What you have is an observational study, so your use of the "fixed model" power estimates isn't correct. As Section 4.4 says:

sample sizes required for the random-predictors model are always slightly larger than those required for the corresponding fixed-predictors model.

Even if you are only interested in 2 out of the 6 predictors, the model still has to fit all 6 predictors. If your sample size is too small, then you will overfit the model and results will be unreliable. A useful rule of thumb is that you need at least 15 observations for each predictor that you will fit in typical biomedical or social-science studies; see Frank Harrell's online notes. That would suggest a minimum sample size of 90 to handle your 6 predictors.
You might be able to reduce that number somewhat by using penalized regression to handle the 4 predictors that you don't care about; that would lower the effective number of predictors by reducing the magnitudes of those 4 coefficients. Harrell's notes go into penalization, which is illustrated in this paper for the type of situation you describe.
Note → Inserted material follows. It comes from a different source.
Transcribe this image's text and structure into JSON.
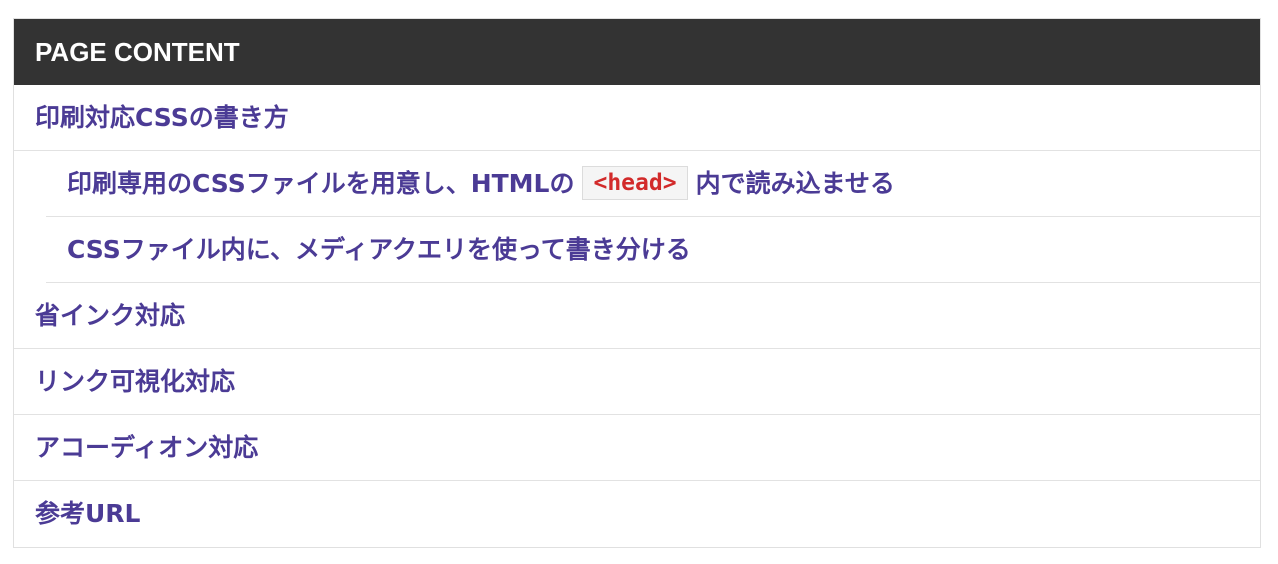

I you want to do a more formal power analysis, you could try the "random-predictor" tools in G*Power. Ideally, though, that requires "specifying a vector $u$ of correlations between criterion $Y$ and predictors $X_i$ and the $(m \times m)$ matrix $B$ of correlations among the predictors," from which you specify the effect size $\rho^2=u^TB^{-1}u$. That's because the power of a study depends on the associations of the predictors with outcome and the individual and joint distributions of the predictor values. I don't think that you can separate out the associations of any specific predictors in this case, however; the analysis is just for the overall model.